On sait depuis les expériences de Peter Sellars à la Philharmonie de Berlin en une mise en scène assez messianique, qui, malgré l’immense talent de l’Américain, peinait à convaincre, et, plus récemment, au Théâtre du Châtelet celle, plus sacrilège, de Calixto Bieito, la difficulté de mettre en scène ces Passions de Bach, qui, intrinsèquement, contiennent déjà toute une dramaturgie et dont la musique est à elle seule un théâtre.


La chorégraphie parfaitement réglée, souvent plus agitée que recueillie, s’ouvre sur un horrible bruitage électronique assourdissant, un bruit d’autoroute ou de tarmac, tandis que les danseurs nus fabriquent sur scène leurs costumes à la machine à coudre. Puis, dès que démarre la musique, la danse s’installe, très élaborée, invitant choristes, solistes et même certains musiciens à participer au mouvement. Dans la seconde partie de la Passion, elle se veut plus descriptive et proche de la narration, à l’aide d’éclairages très sophistiqués de David Finn.

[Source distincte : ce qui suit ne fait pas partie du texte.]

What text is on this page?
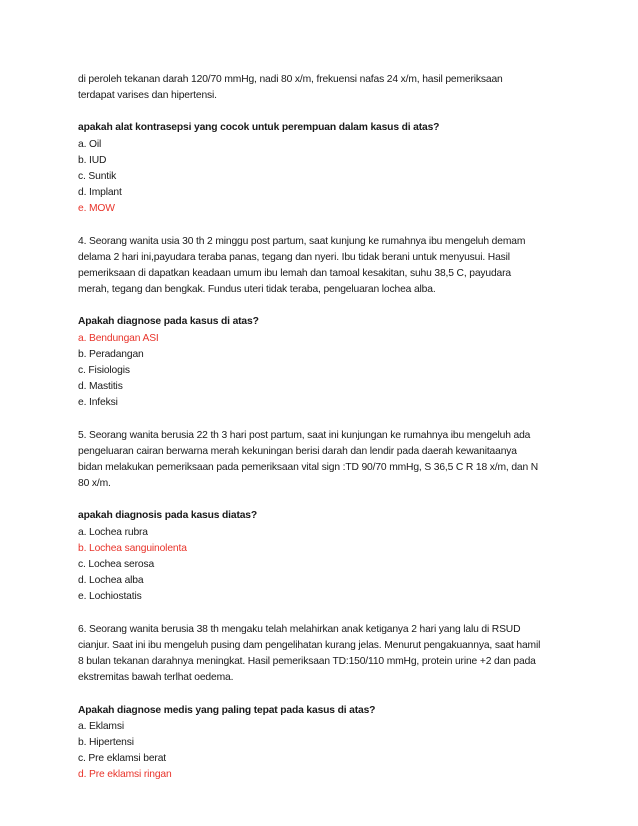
di peroleh tekanan darah 120/70 mmHg, nadi 80 x/m, frekuensi nafas 24 x/m, hasil pemeriksaan
terdapat varises dan hipertensi.
apakah alat kontrasepsi yang cocok untuk perempuan dalam kasus di atas?
a. Oil
b. IUD
c. Suntik
d. Implant
e. MOW
4. Seorang wanita usia 30 th 2 minggu post partum, saat kunjung ke rumahnya ibu mengeluh demam
delama 2 hari ini,payudara teraba panas, tegang dan nyeri. Ibu tidak berani untuk menyusui. Hasil
pemeriksaan di dapatkan keadaan umum ibu lemah dan tamoal kesakitan, suhu 38,5 C, payudara
merah, tegang dan bengkak. Fundus uteri tidak teraba, pengeluaran lochea alba.
Apakah diagnose pada kasus di atas?
a. Bendungan ASI
b. Peradangan
c. Fisiologis
d. Mastitis
e. Infeksi
5. Seorang wanita berusia 22 th 3 hari post partum, saat ini kunjungan ke rumahnya ibu mengeluh ada
pengeluaran cairan berwarna merah kekuningan berisi darah dan lendir pada daerah kewanitaanya
bidan melakukan pemeriksaan pada pemeriksaan vital sign :TD 90/70 mmHg, S 36,5 C R 18 x/m, dan N
80 x/m.
apakah diagnosis pada kasus diatas?
a. Lochea rubra
b. Lochea sanguinolenta
c. Lochea serosa
d. Lochea alba
e. Lochiostatis
6. Seorang wanita berusia 38 th mengaku telah melahirkan anak ketiganya 2 hari yang lalu di RSUD
cianjur. Saat ini ibu mengeluh pusing dam pengelihatan kurang jelas. Menurut pengakuannya, saat hamil
8 bulan tekanan darahnya meningkat. Hasil pemeriksaan TD:150/110 mmHg, protein urine +2 dan pada
ekstremitas bawah terlhat oedema.
Apakah diagnose medis yang paling tepat pada kasus di atas?
a. Eklamsi
b. Hipertensi
c. Pre eklamsi berat
d. Pre eklamsi ringan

Les musiciens de l’ensemble Cappella Mediterranea, à qui la vaste scène débordant sur la salle laisse peu de place, sont répartis en deux blocs compacts situés dans les recoins cour et jardin de la scène, obligeant leur chef Leonardo García-Alarcón à une direction quasi chorégraphique. Les chœurs sont en partie sur scène, magnifiquement intégrés à l’action, pour l’autre répartis dans des fauteuils d’orchestre, se levant et se déplaçant pour leurs interventions. Un spectacle de deux grandes heures sans entracte à plusieurs niveaux de lecture si l’on y inclut un surtitrage bilingue qui est nouveau dans l’historique de ce spectacle. Quand, au début de la seconde partie, revient l’intervention sonore électroacoustique accompagnée de martellement de pierres sur scène, une partie du pourtant bien placide publique de l’avenue Montaigne manifeste son mécontentement...

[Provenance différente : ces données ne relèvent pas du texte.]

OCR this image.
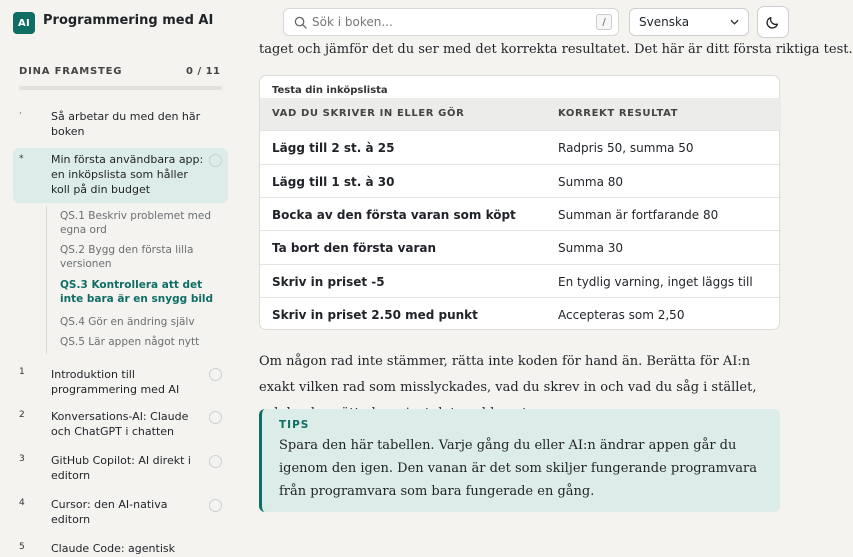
AI Programmering med AI
Sök i boken...	/	Svenska
DINA FRAMSTEG	0 / 11
·	Så arbetar du med den här boken
*	Min första användbara app: en inköpslista som håller koll på din budget
QS.1 Beskriv problemet med egna ord
QS.2 Bygg den första lilla versionen
QS.3 Kontrollera att det inte bara är en snygg bild
QS.4 Gör en ändring själv
QS.5 Lär appen något nytt
1 Introduktion till programmering med AI
2 Konversations-AI: Claude och ChatGPT i chatten
3 GitHub Copilot: AI direkt i editorn
4 Cursor: den AI-nativa editorn
5 Claude Code: agentisk
taget och jämför det du ser med det korrekta resultatet. Det här är ditt första riktiga test.
Testa din inköpslista
VAD DU SKRIVER IN ELLER GÖR	KORREKT RESULTAT
Lägg till 2 st. à 25	Radpris 50, summa 50
Lägg till 1 st. à 30	Summa 80
Bocka av den första varan som köpt	Summan är fortfarande 80
Ta bort den första varan	Summa 30
Skriv in priset -5	En tydlig varning, inget läggs till
Skriv in priset 2.50 med punkt	Accepteras som 2,50
Om någon rad inte stämmer, rätta inte koden för hand än. Berätta för AI:n exakt vilken rad som misslyckades, vad du skrev in och vad du såg i stället,
TIPS
Spara den här tabellen. Varje gång du eller AI:n ändrar appen går du igenom den igen. Den vanan är det som skiljer fungerande programvara från programvara som bara fungerade en gång.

La réalisation musicale de Leonardo García-Alarcón va dans le sens du spectacle, plus dans l’action que dans la contemplation, dirigeant au clavecin énergiquement avec des tempi rapides et des accents souvent saccadés un ensemble instrumental magnifique, dont quelques pupitres sont exemplaires et brillent par leur participation scénique. Les solistes, dont certains n’ont pas vraiment le format vocal requis pour ce grand théâtre, sont très satisfaisants, particulièrement l’Evangéliste du ténor italien Valerio Contaldo, un des moteurs de l’action comme l’excellent Pilate du baryton autrichien Georg Nigl, et la soprano franco‑belge Sophie Junker. Mais c’est surtout la masse chorale chantée par le Chœur de chambre de Namur et le Chœur de l’Opéra de Dijon préparés par Anass Ismat qui restera pour nous le meilleur souvenir de cette soirée accueillie avec plus de bravos que de huées par un public très varié.